5) Russian Front. You may well imagine, Führer, how attentively and passionately I have followed the latest operations on the eastern front. The doubt never crossed my mind — not for a single moment — that the armed forces of your Reich would not restabilize the situation. The heroism of your soldiers, which you documented with a description of the losses suffered by the SS divisions, has been universally acknowledged. The effort which Germany is about to put forth — in response to your appeal — is truly unparalleled in the history of any people. Therefore I am convinced that, at a given moment, the Bolsheviks will find their path barred by an unsurpassable wall. But on the day when you, dear Führer, with your men and your material, will have achieved the eastern wall, an exhausted Russia will no longer represent the mortal peril of two years ago. And unless you have the absolute certainty of destroying her strength once and for all, I ask myself whether it is not risking too much.

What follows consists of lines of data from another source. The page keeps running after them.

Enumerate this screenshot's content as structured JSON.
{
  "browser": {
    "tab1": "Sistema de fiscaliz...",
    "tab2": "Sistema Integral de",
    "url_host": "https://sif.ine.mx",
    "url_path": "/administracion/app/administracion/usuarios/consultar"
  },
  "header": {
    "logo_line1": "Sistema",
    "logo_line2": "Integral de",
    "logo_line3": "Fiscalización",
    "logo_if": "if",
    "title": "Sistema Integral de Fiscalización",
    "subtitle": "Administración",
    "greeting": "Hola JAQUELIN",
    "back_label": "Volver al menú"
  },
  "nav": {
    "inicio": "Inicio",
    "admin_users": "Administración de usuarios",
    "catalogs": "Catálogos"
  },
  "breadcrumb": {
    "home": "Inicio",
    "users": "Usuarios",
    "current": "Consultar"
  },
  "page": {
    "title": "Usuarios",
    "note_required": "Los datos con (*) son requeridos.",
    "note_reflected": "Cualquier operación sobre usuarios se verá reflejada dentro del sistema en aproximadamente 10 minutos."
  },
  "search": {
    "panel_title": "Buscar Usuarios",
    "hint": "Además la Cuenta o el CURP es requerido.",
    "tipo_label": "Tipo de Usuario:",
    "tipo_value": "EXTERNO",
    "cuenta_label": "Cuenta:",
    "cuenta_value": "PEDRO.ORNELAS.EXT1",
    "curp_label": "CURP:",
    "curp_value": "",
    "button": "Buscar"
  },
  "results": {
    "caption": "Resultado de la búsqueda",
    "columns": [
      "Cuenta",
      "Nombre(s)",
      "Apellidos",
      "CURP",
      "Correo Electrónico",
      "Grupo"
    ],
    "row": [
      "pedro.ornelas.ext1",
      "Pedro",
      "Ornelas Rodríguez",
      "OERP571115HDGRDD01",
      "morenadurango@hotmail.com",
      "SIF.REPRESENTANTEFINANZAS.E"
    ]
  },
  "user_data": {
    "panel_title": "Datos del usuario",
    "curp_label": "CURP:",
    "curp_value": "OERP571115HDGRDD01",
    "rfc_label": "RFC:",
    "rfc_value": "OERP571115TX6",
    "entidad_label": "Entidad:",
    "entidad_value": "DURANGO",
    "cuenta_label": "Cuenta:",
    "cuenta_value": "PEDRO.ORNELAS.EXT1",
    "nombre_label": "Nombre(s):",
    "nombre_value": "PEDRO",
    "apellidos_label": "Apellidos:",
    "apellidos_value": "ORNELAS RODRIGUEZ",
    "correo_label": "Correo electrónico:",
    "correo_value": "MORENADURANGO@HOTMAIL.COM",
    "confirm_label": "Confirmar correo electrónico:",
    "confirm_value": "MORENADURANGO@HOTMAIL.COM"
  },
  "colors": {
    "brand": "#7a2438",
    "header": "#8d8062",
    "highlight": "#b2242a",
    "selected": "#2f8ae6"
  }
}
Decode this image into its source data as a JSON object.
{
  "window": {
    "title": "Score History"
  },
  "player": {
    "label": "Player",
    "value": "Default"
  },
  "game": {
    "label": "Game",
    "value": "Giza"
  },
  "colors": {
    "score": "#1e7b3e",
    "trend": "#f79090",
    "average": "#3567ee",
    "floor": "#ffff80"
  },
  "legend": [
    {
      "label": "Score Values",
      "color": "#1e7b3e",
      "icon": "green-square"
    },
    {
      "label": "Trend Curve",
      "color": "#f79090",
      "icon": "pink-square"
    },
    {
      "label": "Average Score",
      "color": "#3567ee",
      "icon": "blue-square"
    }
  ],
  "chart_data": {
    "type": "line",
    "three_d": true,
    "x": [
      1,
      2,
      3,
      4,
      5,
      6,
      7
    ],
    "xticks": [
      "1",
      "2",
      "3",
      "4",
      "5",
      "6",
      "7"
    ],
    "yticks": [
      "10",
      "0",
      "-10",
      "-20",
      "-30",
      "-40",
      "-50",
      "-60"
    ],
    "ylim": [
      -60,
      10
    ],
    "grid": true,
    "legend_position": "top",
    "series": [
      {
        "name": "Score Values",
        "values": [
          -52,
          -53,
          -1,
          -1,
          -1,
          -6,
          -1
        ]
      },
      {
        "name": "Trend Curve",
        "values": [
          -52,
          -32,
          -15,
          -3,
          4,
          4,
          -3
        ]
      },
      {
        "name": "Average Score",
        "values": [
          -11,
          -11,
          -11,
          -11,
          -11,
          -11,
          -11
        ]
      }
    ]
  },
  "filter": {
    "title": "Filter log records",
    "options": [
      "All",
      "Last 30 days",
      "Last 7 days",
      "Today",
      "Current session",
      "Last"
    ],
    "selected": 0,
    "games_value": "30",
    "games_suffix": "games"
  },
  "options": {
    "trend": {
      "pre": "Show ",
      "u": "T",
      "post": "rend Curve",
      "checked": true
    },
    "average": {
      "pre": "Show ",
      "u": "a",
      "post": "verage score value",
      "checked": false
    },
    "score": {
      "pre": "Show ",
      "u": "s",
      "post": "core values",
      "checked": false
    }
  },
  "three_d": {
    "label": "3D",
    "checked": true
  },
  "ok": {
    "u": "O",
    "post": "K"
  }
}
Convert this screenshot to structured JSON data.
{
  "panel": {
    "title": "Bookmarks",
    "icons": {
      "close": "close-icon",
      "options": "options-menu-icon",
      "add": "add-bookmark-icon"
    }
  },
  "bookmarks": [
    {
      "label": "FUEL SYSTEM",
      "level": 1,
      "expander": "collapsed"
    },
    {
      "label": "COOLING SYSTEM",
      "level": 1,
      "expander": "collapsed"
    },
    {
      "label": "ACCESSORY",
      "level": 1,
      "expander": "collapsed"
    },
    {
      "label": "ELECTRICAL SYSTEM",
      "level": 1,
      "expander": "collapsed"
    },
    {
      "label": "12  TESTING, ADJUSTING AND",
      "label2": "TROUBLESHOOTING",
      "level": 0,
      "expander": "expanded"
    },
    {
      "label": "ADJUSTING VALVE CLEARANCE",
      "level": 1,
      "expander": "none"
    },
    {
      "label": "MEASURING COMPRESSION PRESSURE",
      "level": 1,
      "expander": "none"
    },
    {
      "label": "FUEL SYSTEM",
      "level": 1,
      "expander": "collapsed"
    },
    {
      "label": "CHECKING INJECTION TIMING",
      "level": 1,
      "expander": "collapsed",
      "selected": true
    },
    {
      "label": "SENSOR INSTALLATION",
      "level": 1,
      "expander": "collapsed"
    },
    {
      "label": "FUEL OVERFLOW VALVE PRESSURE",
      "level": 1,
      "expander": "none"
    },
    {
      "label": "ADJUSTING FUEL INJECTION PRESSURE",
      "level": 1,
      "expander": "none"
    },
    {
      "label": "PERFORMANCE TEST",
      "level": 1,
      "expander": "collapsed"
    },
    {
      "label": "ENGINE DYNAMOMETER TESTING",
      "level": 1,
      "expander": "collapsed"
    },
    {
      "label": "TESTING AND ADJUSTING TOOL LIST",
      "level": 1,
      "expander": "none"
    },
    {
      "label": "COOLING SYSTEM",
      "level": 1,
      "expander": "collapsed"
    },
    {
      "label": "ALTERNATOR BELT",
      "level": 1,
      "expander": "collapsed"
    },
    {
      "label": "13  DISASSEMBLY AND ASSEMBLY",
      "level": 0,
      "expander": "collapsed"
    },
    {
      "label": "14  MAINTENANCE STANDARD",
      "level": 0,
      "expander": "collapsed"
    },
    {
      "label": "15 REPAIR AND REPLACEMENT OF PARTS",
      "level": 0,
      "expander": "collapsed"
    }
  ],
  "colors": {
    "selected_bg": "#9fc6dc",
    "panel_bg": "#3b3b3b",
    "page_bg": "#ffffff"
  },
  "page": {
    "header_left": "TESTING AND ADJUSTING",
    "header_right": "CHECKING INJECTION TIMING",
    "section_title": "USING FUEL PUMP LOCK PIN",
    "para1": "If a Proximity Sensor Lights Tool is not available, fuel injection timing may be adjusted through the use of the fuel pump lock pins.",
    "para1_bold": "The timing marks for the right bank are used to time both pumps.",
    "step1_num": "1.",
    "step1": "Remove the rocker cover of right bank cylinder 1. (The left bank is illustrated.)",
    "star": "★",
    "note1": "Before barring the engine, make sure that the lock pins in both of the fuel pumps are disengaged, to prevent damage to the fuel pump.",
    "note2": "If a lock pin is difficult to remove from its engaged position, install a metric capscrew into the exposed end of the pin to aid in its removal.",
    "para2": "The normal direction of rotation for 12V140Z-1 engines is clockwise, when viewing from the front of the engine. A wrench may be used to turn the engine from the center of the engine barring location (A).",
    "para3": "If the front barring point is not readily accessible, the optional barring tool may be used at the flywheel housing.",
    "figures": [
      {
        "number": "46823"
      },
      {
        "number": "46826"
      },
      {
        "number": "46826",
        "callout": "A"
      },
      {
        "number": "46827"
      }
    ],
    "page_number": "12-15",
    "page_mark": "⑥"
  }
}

It means repeating the struggle against the infinite, elusive and practically unattainable space of Russia, while the Anglo-Saxon peril grows in the west. The day when Russia is eliminated or neutralized, one way or the other, victory will be ours. But I look forward to discussing this matter thoroughly with you when I shall have the pleasure of seeing you.

6) Italian Army Corps. Italy cannot remain absent from the Russian Front, hence the Second Army Corps will remain in Russia. It must be reorganized and reequipped with efficient weapons, because with a lengthy deployment, such as that of the Eighth Army on the Don River, without reserves and with obsolete weapons, things could not be expected to go otherwise than how they did, despite the undeniable tenacious resistance of our units. But allow me to express to you the desire that the Italian Army Corps be employed in combat, not in rear services.

Finally, allow me, dear Führer, to thank you for your thoughtful inquiries about my health. I have still not yet fully recovered, but I am better and I believe that the worst part is over. I think the whole thing is due to the nervous tension of these last days. One cannot be in politics for 43 years without some part of one's body being affected by it. As a matter of fact, it does not bother me. The only thing that matters is to fight and win. Small personal ailments are trifling episodes compared to the diseases which demo-plutocracy and Jewry have inflicted on mankind, diseases which fire and sword will heal.

The examination of other less urgent questions I will defer to our meeting, which I hope will be soon. In the meantime, I wish to reiterate to you that my decision to march with you to the very end is as unshakable as ever. And I wish to add that responsible Italians are fully convinced that we must march to the end, no matter what happens.

Accept, Führer, my ever more comradely and cordial greetings.